Бог хочет видеть нас другими — страница 57 из 72

— Уильям Ценг Колодко, — внятно произнёс старик.

— О, майгадабал! Да!!! Наверное, так. Подсудимых было трое. Все старики… Седые головы, а расстреливали их пять человек… расстрельщики…

— Расстрельная команда, — поправил старик.

— Расстрельная команда отвела их в лесок и там… пык… Одиночными выстрелами из автомата и контрольные в голову. За что?!

Я снова замолчал. Не хватало дыхания. Старик ждал. Он знал: я не всё ещё сказал.

— А судили их публично. Построили всех, кто выжил в атаке, и судили… если, конечно, это можно назвать судом. И никто из ребят за этих троих не заступился. Уолли и этот Вильям делали что хотели. А я только кусал локти вместо того, чтобы жестоко буллить…

— Что?

— Я отказывался вешать на свою «птичку» ВОГ. Я считал, что не имею права убивать вот так… неотвратимо убивать… у человека должен же быть шанс спастись… У лесного зверя всегда есть шанс ускользнуть от охотника… Нет, я никогда не любил охоту… Слишком кроваво, а вот мой брат… Нет, Герман крови не боится… А ещё мы с Цикадой хоронили одного бандеровца. Его звали Илья и его девушка писала ему записки на русском языке. А другой бандеровец по имени Соломаха отпустил меня. Он пожалел меня почему-то. О, майгадабал!.. Я видел Уолли, его ещё называют капелланом и каким-то там преподобием, и я видел этого Вильяма… О, майгадабал!
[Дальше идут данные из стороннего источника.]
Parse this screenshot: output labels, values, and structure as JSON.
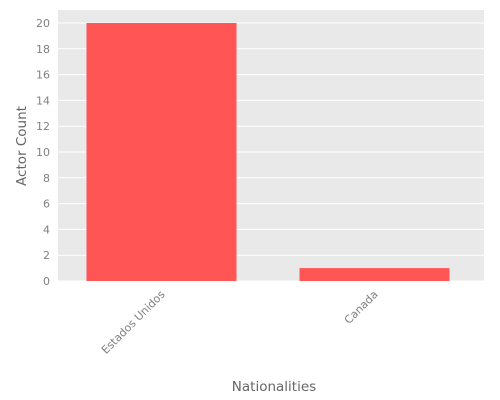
{
  "chart_data": {
    "type": "bar",
    "categories": [
      "Estados Unidos",
      "Canada"
    ],
    "values": [
      20,
      1
    ],
    "xlabel": "Nationalities",
    "ylabel": "Actor Count",
    "ylim": [
      0,
      21
    ],
    "yticks": [
      0,
      2,
      4,
      6,
      8,
      10,
      12,
      14,
      16,
      18,
      20
    ],
    "grid": true,
    "bar_color": "#ff5555",
    "background_color": "#e9e9e9",
    "grid_color": "#ffffff"
  }
}
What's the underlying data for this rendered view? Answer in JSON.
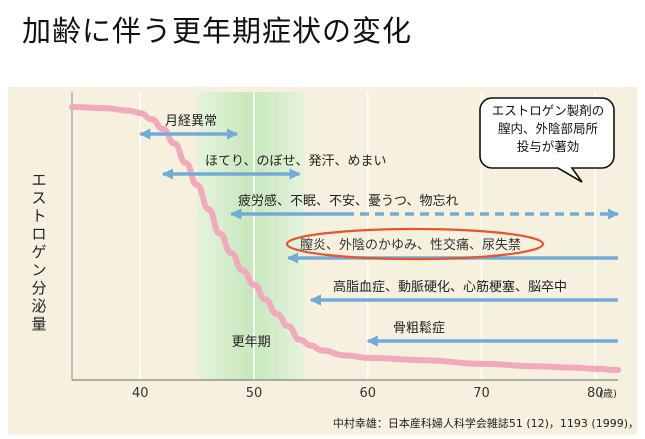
{
  "title": "加齢に伴う更年期症状の変化",
  "chart_data": {
    "type": "line",
    "ylabel": "エストロゲン分泌量",
    "xlabel": "",
    "xlim": [
      34,
      82
    ],
    "x_ticks": [
      40,
      50,
      60,
      70,
      80
    ],
    "x_unit": "(歳)",
    "grid": "vertical",
    "series": [
      {
        "x": [
          34,
          37,
          39,
          40,
          41,
          42,
          43,
          44,
          45,
          46,
          47,
          48,
          49,
          50,
          51,
          52,
          53,
          54,
          55,
          56,
          58,
          60,
          65,
          70,
          75,
          78,
          80,
          82
        ],
        "y": [
          100,
          99.5,
          98.5,
          97.5,
          95,
          91,
          85,
          77,
          68,
          58,
          48,
          40,
          33,
          27,
          21,
          15,
          10,
          4.5,
          2,
          0,
          -2,
          -3,
          -4,
          -5.5,
          -6.5,
          -7,
          -7.5,
          -8
        ]
      }
    ],
    "highlight_band": {
      "from": 45,
      "to": 54.5,
      "label": "更年期"
    },
    "symptom_ranges": [
      {
        "label": "月経異常",
        "from": 40,
        "to": 48.5,
        "start_arrow": true,
        "end_arrow": true,
        "dashed_from": null
      },
      {
        "label": "ほてり、のぼせ、発汗、めまい",
        "from": 42,
        "to": 54,
        "start_arrow": true,
        "end_arrow": true,
        "dashed_from": null
      },
      {
        "label": "疲労感、不眠、不安、憂うつ、物忘れ",
        "from": 48,
        "to": 82,
        "start_arrow": true,
        "end_arrow": true,
        "dashed_from": 58
      },
      {
        "label": "膣炎、外陰のかゆみ、性交痛、尿失禁",
        "from": 53,
        "to": 82,
        "start_arrow": true,
        "end_arrow": false,
        "dashed_from": null
      },
      {
        "label": "高脂血症、動脈硬化、心筋梗塞、脳卒中",
        "from": 55,
        "to": 82,
        "start_arrow": true,
        "end_arrow": false,
        "dashed_from": null
      },
      {
        "label": "骨粗鬆症",
        "from": 60,
        "to": 82,
        "start_arrow": true,
        "end_arrow": false,
        "dashed_from": null
      }
    ],
    "callout_lines": [
      "エストロゲン製剤の",
      "膣内、外陰部局所",
      "投与が著効"
    ],
    "citation": "中村幸雄：日本産科婦人科学会雑誌51 (12)，1193 (1999)，"
  },
  "colors": {
    "panel": "#f6f0df",
    "band": "#c7e7bd",
    "curve": "#f2a9bb",
    "arrow": "#72acd6",
    "ellipse": "#e8542c",
    "grid": "#ffffff"
  }
}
Я же говорил о казни, о том, как вели на расстрел… Они шли так, словно их вот-вот ударят палкой под коленки и заложив руки за спину… Такая покорность судьбе… А остальные боялись вступиться… Их пригнали на суд для устрашения, это ясно… Я тоже не хотел никого убивать… Ещё нынче утром не хотел, но сейчас… Я знаю, я чувствую, сегодня случилось что-то страшное…

Я замолчал, почувствовав крепкое стариковское рукопожатие.
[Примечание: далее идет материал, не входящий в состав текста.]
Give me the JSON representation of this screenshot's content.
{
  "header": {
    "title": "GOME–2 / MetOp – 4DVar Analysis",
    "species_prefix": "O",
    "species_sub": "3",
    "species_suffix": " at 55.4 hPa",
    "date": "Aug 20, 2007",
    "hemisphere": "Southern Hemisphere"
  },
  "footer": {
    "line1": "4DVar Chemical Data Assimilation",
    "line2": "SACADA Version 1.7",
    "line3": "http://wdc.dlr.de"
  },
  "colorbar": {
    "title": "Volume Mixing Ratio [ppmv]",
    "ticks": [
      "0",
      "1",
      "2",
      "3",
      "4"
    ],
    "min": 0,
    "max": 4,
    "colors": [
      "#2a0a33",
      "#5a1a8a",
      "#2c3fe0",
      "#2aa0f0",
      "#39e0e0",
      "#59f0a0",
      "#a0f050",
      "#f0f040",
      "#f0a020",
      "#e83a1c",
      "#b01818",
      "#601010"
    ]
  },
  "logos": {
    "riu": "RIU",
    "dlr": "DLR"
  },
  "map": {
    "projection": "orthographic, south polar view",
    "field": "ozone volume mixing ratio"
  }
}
— Сегодня — да. Погибло много народу. А что до убийства… Знаешь, не убивать не получится, — тихо проговорил Пётр Петрович. — Придётся убивать, иначе этой истории никак не завершить. Надо только помнить о том, что война — это естественное состояние человека. Такое же естественное, как творчество, хлебопашество, воспитание детей… Да мало ли у людей занятий?
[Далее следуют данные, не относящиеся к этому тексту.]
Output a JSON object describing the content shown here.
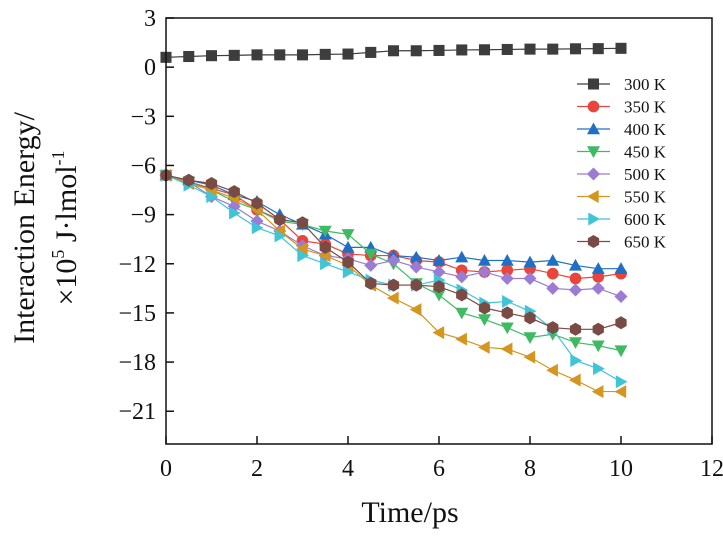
{
  "chart_data": {
    "type": "line",
    "title": "",
    "xlabel": "Time/ps",
    "ylabel_line1": "Interaction Energy/",
    "ylabel_line2_prefix": "×10",
    "ylabel_line2_exp": "5",
    "ylabel_line2_unit": " J·lmol",
    "ylabel_line2_unit_exp": "-1",
    "xlim": [
      0,
      12
    ],
    "ylim": [
      -23,
      3
    ],
    "xticks": [
      0,
      2,
      4,
      6,
      8,
      10,
      12
    ],
    "yticks": [
      3,
      0,
      -3,
      -6,
      -9,
      -12,
      -15,
      -18,
      -21
    ],
    "ytick_labels": [
      "3",
      "0",
      "−3",
      "−6",
      "−9",
      "−12",
      "−15",
      "−18",
      "−21"
    ],
    "legend_position": "right",
    "x": [
      0,
      0.5,
      1,
      1.5,
      2,
      2.5,
      3,
      3.5,
      4,
      4.5,
      5,
      5.5,
      6,
      6.5,
      7,
      7.5,
      8,
      8.5,
      9,
      9.5,
      10
    ],
    "series": [
      {
        "name": "300 K",
        "color": "#3d3d3d",
        "marker": "square",
        "values": [
          0.6,
          0.65,
          0.7,
          0.72,
          0.75,
          0.75,
          0.75,
          0.78,
          0.8,
          0.9,
          1.0,
          1.0,
          1.02,
          1.05,
          1.06,
          1.08,
          1.1,
          1.1,
          1.12,
          1.13,
          1.15
        ]
      },
      {
        "name": "350 K",
        "color": "#e8453c",
        "marker": "circle",
        "values": [
          -6.6,
          -7.0,
          -7.4,
          -7.8,
          -8.7,
          -9.3,
          -10.6,
          -10.8,
          -11.4,
          -11.5,
          -11.5,
          -11.8,
          -11.9,
          -12.4,
          -12.5,
          -12.4,
          -12.3,
          -12.6,
          -12.9,
          -12.8,
          -12.6
        ]
      },
      {
        "name": "400 K",
        "color": "#1f6fc5",
        "marker": "triangle-up",
        "values": [
          -6.6,
          -6.9,
          -7.2,
          -7.8,
          -8.2,
          -9.0,
          -9.6,
          -10.2,
          -11.0,
          -11.0,
          -11.5,
          -11.6,
          -11.8,
          -11.6,
          -11.8,
          -11.8,
          -11.9,
          -11.8,
          -12.1,
          -12.3,
          -12.3
        ]
      },
      {
        "name": "450 K",
        "color": "#3dba62",
        "marker": "triangle-down",
        "values": [
          -6.6,
          -7.0,
          -7.5,
          -8.2,
          -8.7,
          -9.4,
          -9.6,
          -10.0,
          -10.2,
          -11.4,
          -12.0,
          -13.2,
          -13.9,
          -15.0,
          -15.4,
          -15.9,
          -16.5,
          -16.3,
          -16.8,
          -17.0,
          -17.3
        ]
      },
      {
        "name": "500 K",
        "color": "#9b7bd4",
        "marker": "diamond",
        "values": [
          -6.6,
          -7.0,
          -7.9,
          -8.5,
          -9.4,
          -10.0,
          -10.9,
          -11.5,
          -11.7,
          -12.1,
          -11.8,
          -12.2,
          -12.5,
          -12.8,
          -12.5,
          -12.9,
          -12.9,
          -13.5,
          -13.6,
          -13.5,
          -14.0
        ]
      },
      {
        "name": "550 K",
        "color": "#d4961e",
        "marker": "triangle-left",
        "values": [
          -6.6,
          -7.1,
          -7.5,
          -8.0,
          -8.7,
          -10.0,
          -11.1,
          -11.5,
          -12.1,
          -13.3,
          -14.1,
          -14.8,
          -16.2,
          -16.6,
          -17.1,
          -17.2,
          -17.7,
          -18.5,
          -19.1,
          -19.8,
          -19.8
        ]
      },
      {
        "name": "600 K",
        "color": "#3fc4d8",
        "marker": "triangle-right",
        "values": [
          -6.6,
          -7.2,
          -7.9,
          -8.9,
          -9.8,
          -10.3,
          -11.5,
          -12.0,
          -12.5,
          -13.0,
          -13.3,
          -13.3,
          -13.0,
          -13.6,
          -14.4,
          -14.3,
          -14.9,
          -16.0,
          -17.9,
          -18.4,
          -19.2
        ]
      },
      {
        "name": "650 K",
        "color": "#7a4a44",
        "marker": "hexagon",
        "values": [
          -6.6,
          -6.9,
          -7.1,
          -7.6,
          -8.3,
          -9.3,
          -9.5,
          -11.0,
          -11.9,
          -13.2,
          -13.3,
          -13.3,
          -13.4,
          -13.9,
          -14.7,
          -15.0,
          -15.3,
          -15.9,
          -16.0,
          -16.0,
          -15.6
        ]
      }
    ]
  }
}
— Вы считаете, я имею право убить? Нас учили, что жизнь человека священная и никто не имеет права её отнимать. Каждый человек уникален, талантлив, бесценен. Каждый имеет право на собственный выбор, на свободу слова, на свободу творчества…

Под плотным одеялом я не мог видеть его лица, но я знал — он улыбается, смеётся над моей наивностью. Где-то неподалёку просвистел и разорвался малый калибр. Я вздрогнул, сжался в ожидании нового обстрела, но тишина, обступавшая нас со всех сторон, казалась глухой, ватной, вечной.

— Вы ничего не слышали об этике пяти выше? — прошептал старик. — Есть такая теория… Она куда лучше ваших принципов полной свободы самоусовершенствования и более соответствует сложившимся обстоятельствам. Нет? Не слышали? Я вам скажу. Всего пять принципов. Справедливость выше закона — это первое. Общее выше частного — это второе. Духовное выше материального — это третье. Служение выше владения — это четвёртое. И, наконец, власть выше собственности. Такая премудрость постигается поэтапно. Пока вам следует сосредоточиться на первых двух пунктах.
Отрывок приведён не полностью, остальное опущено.